İklim değişikliği politik bir risk, çözüm diplomatlara bırakılamaz
Birleşmiş Milletler’in ulusal, yerel ve küresel ölçeklerde sürdürülebilir kalkınma sorunlarına çözüm bulmak amacıyla oluşturduğu Sürdürülebilir Kalkınma Çözümler Ağı (SDSN), Boğaziçi Üniversitesi ile Türkiye’ye uzanıyor. Boğaziçi Üniversitesi, projenin yürütülmesi sürecinde Columbia Global Centers Turkey ile işbirliği yapacak. Birleşmiş Milletler’in SDSN’yi kurma amacı, toplumsal, ekolojik ve ekonomik açıdan kitlelerin yaşamını iyileştirmek.
Bu vesileyle, Birleşmiş Milletler SDSN Direktörü ve Columbia Üniversitesi Yeryüzü Enstitüsü Başkanı Prof. Jeff rey Sachs geçtiğimiz hafta Boğaziçi Üniversitesi’ndeydi. Sachs’a göre, “İklim değişikliği Türkiye için ciddi bir politik risk ve sadece diplomatlara bırakılamaz.”

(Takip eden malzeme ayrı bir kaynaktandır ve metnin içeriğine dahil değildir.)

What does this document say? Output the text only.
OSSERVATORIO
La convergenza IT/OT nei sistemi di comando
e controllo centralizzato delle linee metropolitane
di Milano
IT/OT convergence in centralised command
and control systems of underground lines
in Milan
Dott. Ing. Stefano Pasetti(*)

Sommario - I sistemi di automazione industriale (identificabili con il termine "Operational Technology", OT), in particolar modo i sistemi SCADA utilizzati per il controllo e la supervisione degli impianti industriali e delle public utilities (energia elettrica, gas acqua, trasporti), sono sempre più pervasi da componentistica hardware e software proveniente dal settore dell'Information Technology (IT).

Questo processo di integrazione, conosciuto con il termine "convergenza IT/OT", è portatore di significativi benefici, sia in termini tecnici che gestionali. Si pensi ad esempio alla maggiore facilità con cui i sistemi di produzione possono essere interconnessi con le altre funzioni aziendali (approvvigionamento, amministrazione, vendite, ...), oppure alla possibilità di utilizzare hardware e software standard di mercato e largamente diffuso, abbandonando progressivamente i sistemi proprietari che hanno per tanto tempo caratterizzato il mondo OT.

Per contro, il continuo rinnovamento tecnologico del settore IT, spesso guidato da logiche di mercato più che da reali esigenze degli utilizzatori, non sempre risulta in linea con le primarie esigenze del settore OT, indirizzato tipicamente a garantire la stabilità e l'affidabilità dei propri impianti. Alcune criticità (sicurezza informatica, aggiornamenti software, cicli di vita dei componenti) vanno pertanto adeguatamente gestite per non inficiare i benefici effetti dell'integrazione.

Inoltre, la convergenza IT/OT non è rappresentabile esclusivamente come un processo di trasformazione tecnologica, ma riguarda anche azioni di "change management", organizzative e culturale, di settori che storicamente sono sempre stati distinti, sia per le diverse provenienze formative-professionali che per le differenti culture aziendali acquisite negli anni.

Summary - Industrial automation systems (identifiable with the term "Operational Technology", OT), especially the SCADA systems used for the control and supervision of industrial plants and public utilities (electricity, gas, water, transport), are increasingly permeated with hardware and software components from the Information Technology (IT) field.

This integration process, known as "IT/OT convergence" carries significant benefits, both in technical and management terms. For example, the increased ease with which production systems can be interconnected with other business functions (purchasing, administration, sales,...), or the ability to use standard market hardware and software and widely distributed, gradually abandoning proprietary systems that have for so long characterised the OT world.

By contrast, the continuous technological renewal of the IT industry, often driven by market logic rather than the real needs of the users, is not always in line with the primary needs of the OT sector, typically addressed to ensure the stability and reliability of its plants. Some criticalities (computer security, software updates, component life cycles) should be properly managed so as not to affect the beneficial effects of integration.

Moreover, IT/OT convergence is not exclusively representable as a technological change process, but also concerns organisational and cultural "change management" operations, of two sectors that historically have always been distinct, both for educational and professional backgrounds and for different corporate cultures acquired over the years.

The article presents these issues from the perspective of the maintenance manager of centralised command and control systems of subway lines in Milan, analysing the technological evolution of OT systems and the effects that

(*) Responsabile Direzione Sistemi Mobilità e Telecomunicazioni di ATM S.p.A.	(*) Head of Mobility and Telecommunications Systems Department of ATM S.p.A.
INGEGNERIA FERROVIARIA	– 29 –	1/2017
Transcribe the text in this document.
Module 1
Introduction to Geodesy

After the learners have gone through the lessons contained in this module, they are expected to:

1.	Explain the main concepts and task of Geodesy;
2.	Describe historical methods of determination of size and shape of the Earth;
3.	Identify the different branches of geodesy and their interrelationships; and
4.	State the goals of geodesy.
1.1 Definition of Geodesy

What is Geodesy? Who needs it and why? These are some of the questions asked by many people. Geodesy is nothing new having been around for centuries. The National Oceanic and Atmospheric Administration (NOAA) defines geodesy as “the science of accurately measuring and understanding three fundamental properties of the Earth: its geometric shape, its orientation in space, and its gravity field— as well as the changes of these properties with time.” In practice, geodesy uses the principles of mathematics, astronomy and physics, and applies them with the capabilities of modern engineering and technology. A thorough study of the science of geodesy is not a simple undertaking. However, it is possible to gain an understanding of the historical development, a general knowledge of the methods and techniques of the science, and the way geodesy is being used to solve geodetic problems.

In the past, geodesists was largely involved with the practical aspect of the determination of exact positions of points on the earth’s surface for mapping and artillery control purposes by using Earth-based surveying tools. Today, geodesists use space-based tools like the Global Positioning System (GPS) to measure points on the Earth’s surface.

İnsan türü dünyayı yok ediyor
Sachs, dünya nüfusunun ve ekonomik büyüklüğün geldiği nokta itibarıyla sorunların iyice karmaşık bir hal aldığını belirterek dünya ekonomisini ellerinde bulunduran çok uluslu şirketlerin sorunların çözümü için sorumluluk alması gerektiğini vurguluyor ve şunları söylüyor: “İnsan türü dünyaya geldiğinden beri dünyayı yok ediyor ama şu anda öncekilerle kıyaslanamaz oranda yok edici olduk. İnsanoğluna çevreyi, havayı, okyanusları değiştirebileceği 2000 yıl önce söylense hayal gibi gelirdi. Bu bilgi ve teknoloji devrimi bize zarar verebileceği gibi yararlı yönde de kullanılabilir. Örneğin 1977 yılında güneşle üretilen 1 watt’lık enerji 77 dolara mal olurken şimdi 74 sente mal oluyor.”
Suriye’deki çatışmalar iklim değişiminin sonucu
Sachs, Suriye ve Anadolu’nun büyük kuraklık tehlikesiyle karşı karşıya olduğunu hatırlatarak Suriye’de yaşanan sorunların kuraklıkla da ilgili olduğuna dikkat çekiyor.
“Krizleri ekolojik krizler olarak göremiyoruz. Bunu şiddet başladıktan sonra görmeye başlıyoruz” diyor ve devam ediyor: “Suriye’de 160 bin kişi hayatını kaybetti. Ama askeri bir yaklaşımla bu sorunu çözemeyiz. Gıda güvenliği, ekonomik kalkınma ve istihdam gibi çok daha temel konulara eğilerek bu sorunu çözmeliyiz. ABD’nin artık askeri operasyonlarla bu krizleri çözülemeyeceğini anlaması gerekiyor.”
İklim değişimi Türkiye için ciddi tehdit
Türkiye’nin ekolojik olarak riskli bir bölgede olduğunu ifade eden Sachs, “Türkiye, çok hassas ve kırılgan bir iklime sahip ve küresel iklim değişikliğinden de çok etkileniyor. Akdeniz’de büyük bir kuraklaşma yaşanacak, artık kışlar daha az yağışlı olurken yazlar da çok kurak geçiyor. 10 bin yıllık medeniyetlerin tarım faaliyetleri tehlike altında. Bozkır iklimi de daha istikrarsız hale gelecek. Türkiye iklim değişikliğini kendisi için çok temel bir konu olarak algılamalı” diyor.
Çin ve ABD’nin gezegenimiz için temel karar verici konumunda olduğunu belirten Sachs ancak bu ülkelerin işbirliği içine girmeyi reddettiğini, Türkiye gibi ülkelerin bu ülkeleri teşvik etmesi gerektiğini de vurguluyor.
Sachs’a göre, insanlığın kaderi sadece diplomatlara bırakılmamalı ve siyasiler bu işi ciddiye almalı.